Blankley says Kerry’s “South Carolina strategy
is nuts.” Headline from yesterday’s Times:
“The trouble with Kerry” Excerpt: “Over
a month ago (when John Kerry was known as
the frontrunner), I predicted on the
McLaughlin Group television show that by
September, Mr. Kerry's campaign would
be in crises. And here we are in the first
week of September with Sen. Kerry in third
place in Iowa (Dean-Gephardt- Kerry) and
behind Howard Dean in almost home-state New
Hampshire by 21 points…One of Mr.
Kerry's Boston aides said that ‘We're in
this no matter what happens in Iowa and New
Hampshire.’ All but writing off New
Hampshire by Kerry must be spooking his
troops. After all, as recently as a month
ago, New Hampshire was considered both safe
and a must-win state for Mr. Kerry. Mr.
Kerry explained Mr. Dean's lead
in New Hampshire by claiming that Mr. Dean
had ‘been out there, very visibly spending
money on TV and elsewhere.’ But, according to
pollster John Zogby, Mr. Kerry has visited
New Hampshire 38 times, has eight regional
offices there and flooded the state with TV
ads during his recent Senate re-election
campaign…If his supporters were spooked by
the bad numbers in New Hampshire, they must
be jumping out of the windows at the
Post-Modern Literary Deconstructionist
Department at Harvard once they heard the
South Carolina strategy. I understood
Nixon's and Mr. Reagan's southern strategies.

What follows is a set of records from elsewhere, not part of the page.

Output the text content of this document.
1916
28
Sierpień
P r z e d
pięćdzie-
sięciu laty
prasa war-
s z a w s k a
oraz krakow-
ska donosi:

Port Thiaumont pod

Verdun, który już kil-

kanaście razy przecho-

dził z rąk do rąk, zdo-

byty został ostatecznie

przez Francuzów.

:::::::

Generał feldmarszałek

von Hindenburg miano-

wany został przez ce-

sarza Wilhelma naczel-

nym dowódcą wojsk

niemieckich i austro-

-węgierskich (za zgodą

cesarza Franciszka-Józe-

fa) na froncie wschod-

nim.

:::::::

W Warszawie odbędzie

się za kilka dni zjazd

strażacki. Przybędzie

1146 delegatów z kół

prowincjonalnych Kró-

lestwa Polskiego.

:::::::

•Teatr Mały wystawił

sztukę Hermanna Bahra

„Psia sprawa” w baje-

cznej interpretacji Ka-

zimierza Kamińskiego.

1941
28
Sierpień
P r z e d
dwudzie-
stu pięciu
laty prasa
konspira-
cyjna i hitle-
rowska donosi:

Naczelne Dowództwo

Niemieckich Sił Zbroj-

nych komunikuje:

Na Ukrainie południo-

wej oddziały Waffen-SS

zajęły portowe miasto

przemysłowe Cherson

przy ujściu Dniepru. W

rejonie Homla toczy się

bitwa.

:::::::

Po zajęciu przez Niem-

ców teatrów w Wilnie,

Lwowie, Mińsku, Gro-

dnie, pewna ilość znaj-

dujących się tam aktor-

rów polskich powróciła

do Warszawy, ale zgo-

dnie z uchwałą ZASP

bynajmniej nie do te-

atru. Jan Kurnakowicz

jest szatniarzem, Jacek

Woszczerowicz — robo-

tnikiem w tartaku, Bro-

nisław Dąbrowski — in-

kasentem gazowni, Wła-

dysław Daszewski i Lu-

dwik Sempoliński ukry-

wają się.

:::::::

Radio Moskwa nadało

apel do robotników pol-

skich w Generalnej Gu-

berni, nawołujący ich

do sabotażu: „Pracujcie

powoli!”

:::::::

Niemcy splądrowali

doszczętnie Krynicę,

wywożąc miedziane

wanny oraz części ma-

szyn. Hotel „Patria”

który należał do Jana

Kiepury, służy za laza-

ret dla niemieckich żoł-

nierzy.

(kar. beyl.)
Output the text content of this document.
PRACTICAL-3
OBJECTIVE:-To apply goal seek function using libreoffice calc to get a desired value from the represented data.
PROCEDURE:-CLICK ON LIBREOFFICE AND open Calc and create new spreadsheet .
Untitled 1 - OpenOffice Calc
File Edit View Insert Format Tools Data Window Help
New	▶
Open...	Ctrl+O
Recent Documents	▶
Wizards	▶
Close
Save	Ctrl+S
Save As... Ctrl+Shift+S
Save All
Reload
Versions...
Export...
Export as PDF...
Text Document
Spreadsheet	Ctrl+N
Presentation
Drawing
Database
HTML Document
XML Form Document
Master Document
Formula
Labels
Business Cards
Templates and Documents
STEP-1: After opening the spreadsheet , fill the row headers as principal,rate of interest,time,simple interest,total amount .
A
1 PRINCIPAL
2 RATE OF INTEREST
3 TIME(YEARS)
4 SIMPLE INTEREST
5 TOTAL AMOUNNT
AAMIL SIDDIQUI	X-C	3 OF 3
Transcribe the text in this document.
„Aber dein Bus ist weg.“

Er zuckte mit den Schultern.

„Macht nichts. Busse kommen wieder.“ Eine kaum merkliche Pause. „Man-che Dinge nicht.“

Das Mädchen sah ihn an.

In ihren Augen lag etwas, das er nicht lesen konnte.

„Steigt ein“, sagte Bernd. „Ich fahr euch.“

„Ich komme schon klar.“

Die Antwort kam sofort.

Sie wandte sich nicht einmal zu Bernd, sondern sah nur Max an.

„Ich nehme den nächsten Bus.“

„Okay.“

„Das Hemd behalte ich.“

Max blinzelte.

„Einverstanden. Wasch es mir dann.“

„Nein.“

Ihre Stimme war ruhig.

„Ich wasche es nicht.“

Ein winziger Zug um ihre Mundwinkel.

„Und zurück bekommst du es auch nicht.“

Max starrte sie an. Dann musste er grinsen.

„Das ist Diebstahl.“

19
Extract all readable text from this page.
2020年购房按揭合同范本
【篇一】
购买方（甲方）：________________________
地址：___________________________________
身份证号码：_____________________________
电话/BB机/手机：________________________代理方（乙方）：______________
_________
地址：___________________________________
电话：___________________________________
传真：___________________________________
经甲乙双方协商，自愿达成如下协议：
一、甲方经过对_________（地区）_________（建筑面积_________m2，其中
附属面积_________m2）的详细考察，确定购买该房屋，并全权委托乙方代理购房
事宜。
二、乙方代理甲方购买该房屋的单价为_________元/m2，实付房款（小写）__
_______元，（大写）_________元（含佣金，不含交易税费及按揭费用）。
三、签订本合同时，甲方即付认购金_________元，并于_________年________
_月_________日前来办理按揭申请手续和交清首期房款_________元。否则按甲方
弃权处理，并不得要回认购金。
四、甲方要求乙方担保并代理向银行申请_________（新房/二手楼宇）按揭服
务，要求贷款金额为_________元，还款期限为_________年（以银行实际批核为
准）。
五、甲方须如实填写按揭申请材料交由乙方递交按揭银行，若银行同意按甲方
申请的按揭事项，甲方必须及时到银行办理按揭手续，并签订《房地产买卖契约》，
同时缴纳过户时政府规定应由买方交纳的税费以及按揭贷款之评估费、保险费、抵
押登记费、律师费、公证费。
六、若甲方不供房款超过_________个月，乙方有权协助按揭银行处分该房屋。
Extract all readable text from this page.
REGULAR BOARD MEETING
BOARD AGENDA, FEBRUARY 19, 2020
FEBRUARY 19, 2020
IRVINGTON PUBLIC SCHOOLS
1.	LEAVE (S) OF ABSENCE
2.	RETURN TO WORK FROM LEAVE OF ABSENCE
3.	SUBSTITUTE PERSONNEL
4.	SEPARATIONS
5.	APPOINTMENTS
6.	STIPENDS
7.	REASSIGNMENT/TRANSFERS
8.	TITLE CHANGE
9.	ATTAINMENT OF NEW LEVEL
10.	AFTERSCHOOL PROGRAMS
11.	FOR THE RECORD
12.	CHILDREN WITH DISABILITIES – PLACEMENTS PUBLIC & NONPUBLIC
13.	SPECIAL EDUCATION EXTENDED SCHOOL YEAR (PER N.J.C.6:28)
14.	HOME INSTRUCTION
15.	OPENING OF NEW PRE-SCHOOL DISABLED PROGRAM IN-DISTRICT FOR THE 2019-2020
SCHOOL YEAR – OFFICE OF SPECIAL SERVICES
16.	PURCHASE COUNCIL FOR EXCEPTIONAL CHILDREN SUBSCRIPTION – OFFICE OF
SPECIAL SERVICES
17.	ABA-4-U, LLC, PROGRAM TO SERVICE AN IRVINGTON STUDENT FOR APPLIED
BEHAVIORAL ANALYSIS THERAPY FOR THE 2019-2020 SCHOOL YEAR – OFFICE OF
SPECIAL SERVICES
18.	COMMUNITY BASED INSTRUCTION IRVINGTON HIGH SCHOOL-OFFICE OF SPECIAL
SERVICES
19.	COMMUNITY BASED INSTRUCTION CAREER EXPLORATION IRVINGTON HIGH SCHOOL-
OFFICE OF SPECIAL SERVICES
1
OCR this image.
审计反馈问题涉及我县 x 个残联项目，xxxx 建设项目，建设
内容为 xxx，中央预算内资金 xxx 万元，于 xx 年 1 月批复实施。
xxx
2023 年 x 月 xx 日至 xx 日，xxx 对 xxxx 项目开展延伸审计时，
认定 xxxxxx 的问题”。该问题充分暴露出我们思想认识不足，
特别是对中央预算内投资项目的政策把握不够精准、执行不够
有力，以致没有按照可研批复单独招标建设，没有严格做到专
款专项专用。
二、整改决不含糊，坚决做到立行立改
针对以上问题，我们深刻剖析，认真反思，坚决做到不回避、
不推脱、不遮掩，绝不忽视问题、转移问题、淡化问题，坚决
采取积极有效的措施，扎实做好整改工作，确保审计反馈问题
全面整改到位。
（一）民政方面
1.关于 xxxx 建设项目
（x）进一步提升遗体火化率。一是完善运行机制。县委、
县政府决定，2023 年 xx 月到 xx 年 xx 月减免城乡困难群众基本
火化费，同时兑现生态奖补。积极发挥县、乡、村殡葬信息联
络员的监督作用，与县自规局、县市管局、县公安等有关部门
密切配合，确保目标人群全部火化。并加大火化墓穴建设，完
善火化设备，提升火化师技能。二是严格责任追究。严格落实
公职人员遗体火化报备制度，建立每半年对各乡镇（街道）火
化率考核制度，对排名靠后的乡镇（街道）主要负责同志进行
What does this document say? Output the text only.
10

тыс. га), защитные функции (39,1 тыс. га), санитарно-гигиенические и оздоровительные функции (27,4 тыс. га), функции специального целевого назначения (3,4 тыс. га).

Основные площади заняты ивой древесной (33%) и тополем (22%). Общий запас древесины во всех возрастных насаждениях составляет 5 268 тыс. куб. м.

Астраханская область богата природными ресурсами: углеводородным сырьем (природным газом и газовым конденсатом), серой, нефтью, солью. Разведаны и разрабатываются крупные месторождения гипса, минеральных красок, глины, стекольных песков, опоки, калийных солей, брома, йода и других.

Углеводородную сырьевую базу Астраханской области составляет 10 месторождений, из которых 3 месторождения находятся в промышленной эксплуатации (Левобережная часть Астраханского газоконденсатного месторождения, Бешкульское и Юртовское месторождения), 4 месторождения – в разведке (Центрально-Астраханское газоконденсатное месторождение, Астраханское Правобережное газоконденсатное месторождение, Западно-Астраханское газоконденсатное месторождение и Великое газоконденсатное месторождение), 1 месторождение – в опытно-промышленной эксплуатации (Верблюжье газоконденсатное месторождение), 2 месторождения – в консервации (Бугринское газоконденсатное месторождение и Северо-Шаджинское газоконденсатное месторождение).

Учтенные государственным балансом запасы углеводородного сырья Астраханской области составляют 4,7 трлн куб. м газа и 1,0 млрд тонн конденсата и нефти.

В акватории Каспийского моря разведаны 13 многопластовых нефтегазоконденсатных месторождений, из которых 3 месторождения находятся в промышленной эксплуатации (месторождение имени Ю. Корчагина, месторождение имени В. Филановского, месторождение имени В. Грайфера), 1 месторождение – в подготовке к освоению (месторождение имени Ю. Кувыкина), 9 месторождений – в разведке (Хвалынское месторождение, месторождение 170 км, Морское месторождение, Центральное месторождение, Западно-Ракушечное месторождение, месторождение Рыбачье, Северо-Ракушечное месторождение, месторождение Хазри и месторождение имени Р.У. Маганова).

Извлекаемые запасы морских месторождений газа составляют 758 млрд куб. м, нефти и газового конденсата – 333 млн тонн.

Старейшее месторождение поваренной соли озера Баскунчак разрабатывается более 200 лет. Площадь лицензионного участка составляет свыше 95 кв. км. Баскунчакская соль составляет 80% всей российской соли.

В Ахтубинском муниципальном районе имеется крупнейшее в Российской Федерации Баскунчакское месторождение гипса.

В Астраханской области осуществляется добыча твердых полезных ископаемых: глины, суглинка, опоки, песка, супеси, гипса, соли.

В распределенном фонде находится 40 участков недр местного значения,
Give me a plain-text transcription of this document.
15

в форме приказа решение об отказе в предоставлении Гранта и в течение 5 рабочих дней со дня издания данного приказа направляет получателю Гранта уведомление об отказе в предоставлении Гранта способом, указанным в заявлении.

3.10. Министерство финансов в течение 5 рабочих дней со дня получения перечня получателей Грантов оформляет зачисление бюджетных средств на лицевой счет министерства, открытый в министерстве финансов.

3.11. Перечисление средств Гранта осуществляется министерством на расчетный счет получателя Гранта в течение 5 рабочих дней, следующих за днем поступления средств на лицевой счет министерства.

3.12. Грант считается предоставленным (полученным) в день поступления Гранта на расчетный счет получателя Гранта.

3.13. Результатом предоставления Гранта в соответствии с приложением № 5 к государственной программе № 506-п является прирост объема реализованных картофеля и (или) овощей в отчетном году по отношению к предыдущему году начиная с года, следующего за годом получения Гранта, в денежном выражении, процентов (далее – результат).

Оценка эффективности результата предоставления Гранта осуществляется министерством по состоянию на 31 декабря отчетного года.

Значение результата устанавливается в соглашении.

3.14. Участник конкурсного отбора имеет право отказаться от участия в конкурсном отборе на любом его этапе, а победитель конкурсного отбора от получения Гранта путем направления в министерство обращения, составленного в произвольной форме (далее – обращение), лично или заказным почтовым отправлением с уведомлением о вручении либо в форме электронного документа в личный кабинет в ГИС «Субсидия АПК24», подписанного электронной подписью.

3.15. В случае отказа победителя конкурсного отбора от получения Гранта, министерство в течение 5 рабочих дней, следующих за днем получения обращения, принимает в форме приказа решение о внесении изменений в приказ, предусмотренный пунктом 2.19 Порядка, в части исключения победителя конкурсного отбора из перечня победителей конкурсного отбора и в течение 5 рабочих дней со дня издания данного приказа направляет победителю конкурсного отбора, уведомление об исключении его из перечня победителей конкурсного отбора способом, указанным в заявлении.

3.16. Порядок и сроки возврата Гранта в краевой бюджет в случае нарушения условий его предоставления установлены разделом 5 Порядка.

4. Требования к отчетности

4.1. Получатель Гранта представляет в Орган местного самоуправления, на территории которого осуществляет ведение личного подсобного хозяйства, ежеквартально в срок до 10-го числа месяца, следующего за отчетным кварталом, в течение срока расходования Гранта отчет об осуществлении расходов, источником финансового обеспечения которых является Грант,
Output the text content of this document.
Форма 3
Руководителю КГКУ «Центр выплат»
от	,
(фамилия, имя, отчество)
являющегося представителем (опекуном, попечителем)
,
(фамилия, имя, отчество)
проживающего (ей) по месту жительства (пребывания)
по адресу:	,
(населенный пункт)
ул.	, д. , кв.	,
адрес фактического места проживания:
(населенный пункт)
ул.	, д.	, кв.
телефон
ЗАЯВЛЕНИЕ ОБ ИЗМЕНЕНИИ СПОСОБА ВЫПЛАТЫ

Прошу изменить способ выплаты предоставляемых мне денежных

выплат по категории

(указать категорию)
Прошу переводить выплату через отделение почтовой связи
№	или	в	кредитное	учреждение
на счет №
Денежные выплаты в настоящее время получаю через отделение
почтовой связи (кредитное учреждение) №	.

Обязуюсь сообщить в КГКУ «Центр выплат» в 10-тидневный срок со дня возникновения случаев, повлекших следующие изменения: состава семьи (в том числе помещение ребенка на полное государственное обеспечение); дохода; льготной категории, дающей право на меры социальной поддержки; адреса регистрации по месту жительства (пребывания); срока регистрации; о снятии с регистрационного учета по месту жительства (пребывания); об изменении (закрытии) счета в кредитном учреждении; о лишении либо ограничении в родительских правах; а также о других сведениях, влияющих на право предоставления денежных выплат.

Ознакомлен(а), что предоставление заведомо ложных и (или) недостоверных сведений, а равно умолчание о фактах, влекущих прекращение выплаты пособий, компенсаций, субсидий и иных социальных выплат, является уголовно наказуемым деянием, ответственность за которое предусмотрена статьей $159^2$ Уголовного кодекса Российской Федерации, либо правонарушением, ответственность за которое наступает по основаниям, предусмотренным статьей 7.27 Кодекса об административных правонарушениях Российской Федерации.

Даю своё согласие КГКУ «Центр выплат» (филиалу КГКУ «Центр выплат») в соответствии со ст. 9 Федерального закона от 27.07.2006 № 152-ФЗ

I even understood father and son Bush's South
Carolina firewall strategy. But Mr. Kerry's
South Carolina strategy is nuts. (And he
accuses President Bush of not being a good
strategist.) I've been to South Carolina. In
fact, I was there just a few weeks ago at a
barbecue stand. There was a young man
waiting for an order, dressed in full
Confederate uniform. Inside, they were
selling beautiful color tee shirts which
portrayed General Robert E. Lee in battle
uniform on his fierce white horse leading a
magnificent confederate charge against the
Yankee intruders. Down the road a piece
from that stand was a restaurant named The
Swamp Fox — which I believe invokes the fond
memory of Confederate guerrillas sneaking up
on Yankee encampments to deliver justice to
the blue bellies from Maine, Michigan and
Massachusetts. If ever their was a figure from
Massachusetts, it is John F. Kerry. The
Senator is a man who doesn't look all that
comfortable dining at the Four Seasons in
Georgetown. The thought of this quintessential
moralizing, haughty, Boston Brahmin
campaigning over drawn pork down at the Swamp
Fox could persuade even a cheapskate to pay
the price of admission. And what on Earth
would he say to the South Carolina voters? Perhaps
he would repeat a line he used on Meet the
Press last Sunday regarding Iraqi policy: ‘I
think this administration has made an
extraordinary, disastrous decision not to
bring the United Nations in in a significant
way. I have said repeatedly that we must go to
the United Nations, we must internationalize
this effort’…South Carolinians only
begrudgingly recognized the command authority
of the U.S. Army. Somehow, I don't think
calling, yet again, for the grand old dream of
liberal internationalism is going to be a
winner in South Carolina — even amongst its
Democratic voters. Or perhaps he could repeat
his support for Bill Clinton's affirmative
action policy, or his equivocation on Bush's
tax cuts? South Carolina is not going to be
John Kerry's firewall — but a firestorm. A
strategy for a New England liberal to lose in
New Hampshire and win in South Carolina is not
a strategy at all. It is a delusion.
Politically speaking, Sen. Kerry is
campaigning while dead. Johnny boy, we hardly
knew ya.”
… Edwards
takes a North Carolina hit for his missed
Senate votes, but he’s not even the worst
culprit. Headline on AP report that
appeared in yesterday’s The Union Leader: “Edwards
misses third of summer’s votes” Excerpt: “North
Carolina Sen. John Edwards returned Tuesday to
Washington as Congress reconvened after a
monthlong summer recess in which he campaigned
without needing to balance his presidential
ambition with representing the state.
Edwards, like other presidential hopefuls
who serve in Congress, regularly misses
roll-call votes as he campaigns. Edwards
skipped 38 votes of the 119 tallies cast
during June and July, Senate records show.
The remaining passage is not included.